Bug #94762 MGR decides which node to expel
Submitted: 25 Mar 2019 4:03 Modified: 27 Mar 2019 7:21
Reporter: lieyia -- Email Updates:
Status: Not a Bug Impact on me:
None 
Category:MySQL Server: Group Replication Severity:S3 (Non-critical)
Version: OS:Any
Assigned to: MySQL Verification Team CPU Architecture:Any

[25 Mar 2019 4:03] lieyia --
Description:
Hi:
    I have a question about which node to expel when network jitter,and it seems to have relationship with nodeid.
    Is this a bug?

How to repeat:
test 1:
group_replication_unreachable_majority_timeout = 0(a,b,c)
1. group replication with 3 nodes (single primary), a, b, c
2.on node b, execute stop group_replication and start group_replication;
3.on node c, execute stop group_replication and start group_replication;
4.break the network between nodes of(b and c), on node b,iptables -A INPUT -s c  -j DROP;
5. execute "select * from performance_schema.replication_group_members " on a, all nodes are online;
6. execute "select * from performance_schema.replication_group_members " on b, b and a are online, c unreachable; 
7. execute "select * from performance_schema.replication_group_members " on c, c and a are online, b unreachable;
8. no nodes are expelled, and all nodes are online when network recovery;

test 2:
group_replication_unreachable_majority_timeout = 0(a,b,c)
1. group replication with 3 nodes (single primary), a, b, c
2.on node b, execute stop group_replication and start group_replication;
3.on node c, execute stop group_replication and start group_replication;
4.break the network between nodes of(b and a), on node b,iptables -A INPUT -s a  -j DROP;
5. node a will be expeled from the mgr;

I doubt if this phenomenon is normal or  bug?
[25 Mar 2019 16:49] MySQL Verification Team
Hi,

It's not a bug. You can read bit more about this behavior here:
https://mysqlhighavailability.com/group-replication-coping-with-unreliable-failure-detecti...

kind regards
Bogdan
[26 Mar 2019 2:42] lieyia --
hi,
 Ok, thanks very much.
[26 Mar 2019 4:59] lieyia --
hi, Bogdan
   I took a close look at the article of https://mysqlhighavailability.com/group-replication-coping-with-unreliable-failure-detecti.... 
   There is something different. In my case, I just cut off the network between the two nodes of node2 and node3, Instead of node 3 becoming an island.
   First,cut off network of nodeid which mgr internal for marking nodes between 1 and 2;
   Second,cut off network of nodeid between 0 and 1;
   There are different results as description above.
[26 Mar 2019 13:13] MySQL Verification Team
Yes, that url does not explain 1/1 your scenario but gives an overview of how things work in real life scenario.

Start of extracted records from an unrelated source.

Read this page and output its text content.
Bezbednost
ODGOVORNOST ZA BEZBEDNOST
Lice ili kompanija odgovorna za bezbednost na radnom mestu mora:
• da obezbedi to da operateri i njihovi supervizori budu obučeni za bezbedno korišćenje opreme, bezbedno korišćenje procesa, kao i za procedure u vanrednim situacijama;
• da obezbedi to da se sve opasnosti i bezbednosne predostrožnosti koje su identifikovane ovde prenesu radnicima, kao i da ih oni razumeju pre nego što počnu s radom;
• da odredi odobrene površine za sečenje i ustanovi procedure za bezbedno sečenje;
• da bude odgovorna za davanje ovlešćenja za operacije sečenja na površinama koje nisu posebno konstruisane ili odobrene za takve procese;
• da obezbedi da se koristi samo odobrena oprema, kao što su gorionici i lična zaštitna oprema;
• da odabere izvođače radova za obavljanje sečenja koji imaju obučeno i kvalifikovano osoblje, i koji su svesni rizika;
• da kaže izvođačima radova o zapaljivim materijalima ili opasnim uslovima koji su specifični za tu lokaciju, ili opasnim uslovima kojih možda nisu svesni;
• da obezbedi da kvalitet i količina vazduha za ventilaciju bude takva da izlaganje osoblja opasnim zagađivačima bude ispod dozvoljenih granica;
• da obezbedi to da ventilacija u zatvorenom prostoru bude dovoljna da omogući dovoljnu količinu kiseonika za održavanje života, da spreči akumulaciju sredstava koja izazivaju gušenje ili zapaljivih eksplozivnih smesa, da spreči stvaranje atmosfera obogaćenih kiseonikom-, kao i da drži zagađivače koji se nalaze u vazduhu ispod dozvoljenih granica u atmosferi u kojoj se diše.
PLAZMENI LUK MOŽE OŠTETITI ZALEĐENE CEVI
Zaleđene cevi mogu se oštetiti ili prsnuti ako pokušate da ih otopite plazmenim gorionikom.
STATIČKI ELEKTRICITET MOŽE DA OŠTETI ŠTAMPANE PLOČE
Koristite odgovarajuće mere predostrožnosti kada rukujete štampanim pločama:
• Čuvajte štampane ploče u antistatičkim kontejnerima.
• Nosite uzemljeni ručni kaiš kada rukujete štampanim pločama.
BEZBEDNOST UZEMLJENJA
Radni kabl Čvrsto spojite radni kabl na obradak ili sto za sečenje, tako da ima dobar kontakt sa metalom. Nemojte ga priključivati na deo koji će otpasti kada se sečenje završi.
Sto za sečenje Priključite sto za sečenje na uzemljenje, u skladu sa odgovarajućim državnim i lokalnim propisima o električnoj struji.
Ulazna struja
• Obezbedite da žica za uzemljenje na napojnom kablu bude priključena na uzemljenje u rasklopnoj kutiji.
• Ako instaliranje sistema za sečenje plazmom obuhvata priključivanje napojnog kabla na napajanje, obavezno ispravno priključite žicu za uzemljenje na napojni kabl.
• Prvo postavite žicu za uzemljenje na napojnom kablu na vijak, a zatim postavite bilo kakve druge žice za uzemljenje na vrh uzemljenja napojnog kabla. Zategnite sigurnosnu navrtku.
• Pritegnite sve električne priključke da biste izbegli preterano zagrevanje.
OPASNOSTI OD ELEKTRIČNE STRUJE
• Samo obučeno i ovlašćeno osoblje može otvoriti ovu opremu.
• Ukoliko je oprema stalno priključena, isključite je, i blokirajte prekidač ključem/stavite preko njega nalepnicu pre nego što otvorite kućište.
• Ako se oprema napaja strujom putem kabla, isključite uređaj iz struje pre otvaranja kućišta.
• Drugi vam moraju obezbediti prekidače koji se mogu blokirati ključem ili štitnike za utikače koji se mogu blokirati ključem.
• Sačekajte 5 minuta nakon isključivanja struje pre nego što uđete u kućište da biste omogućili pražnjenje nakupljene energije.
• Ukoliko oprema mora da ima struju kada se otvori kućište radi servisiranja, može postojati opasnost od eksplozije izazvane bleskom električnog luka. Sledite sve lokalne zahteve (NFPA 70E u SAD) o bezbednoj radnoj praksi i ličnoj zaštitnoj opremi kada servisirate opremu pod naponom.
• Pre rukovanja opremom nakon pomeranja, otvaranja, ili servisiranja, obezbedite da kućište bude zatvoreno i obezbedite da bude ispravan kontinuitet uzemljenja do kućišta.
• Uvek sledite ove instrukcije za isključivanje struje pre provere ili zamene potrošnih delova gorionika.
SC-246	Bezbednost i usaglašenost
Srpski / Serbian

Cutting network single sided using iptables is not something this system will properly detect and results are unpredictable. If you are running tests, you have to run on 3 real nodes and disconnect them physically from the network, don't iptables them :)

all best
Bogdan
[26 Mar 2019 16:50] MySQL Verification Team
If you can give us the

> 5. execute "select * from performance_schema.replication_group_members " on a, all nodes are online;
> 6. execute "select * from performance_schema.replication_group_members " on b, b and a are online, c unreachable; 
> 7. execute "select * from performance_schema.replication_group_members " on c, c and a are online, b unreachable;

results for the test2 we might be able to explain them if needed

all best
b.
[27 Mar 2019 7:21] lieyia --
Hi,
In my environment, three node mgr(single primary)
node a(10.40.139.6)
node b(10.27.56.32)
node c(10.7.61.9)

on b, stop group_replication, start group_replication;
on c, stop group_replication, start group_replication;
then, nodeid of a in mgr is 0,  b is 1, c is 2

so,  if i cutoff network of b and c(1, 2), there is no node will be expeled.
but, if i cutoff network of a and b(0,1), node a or b will be expeled from mgr after 5s.
also, if i cutoff network of a and c(0,2), node a or c will be expeled from mgr after 5s.

all best.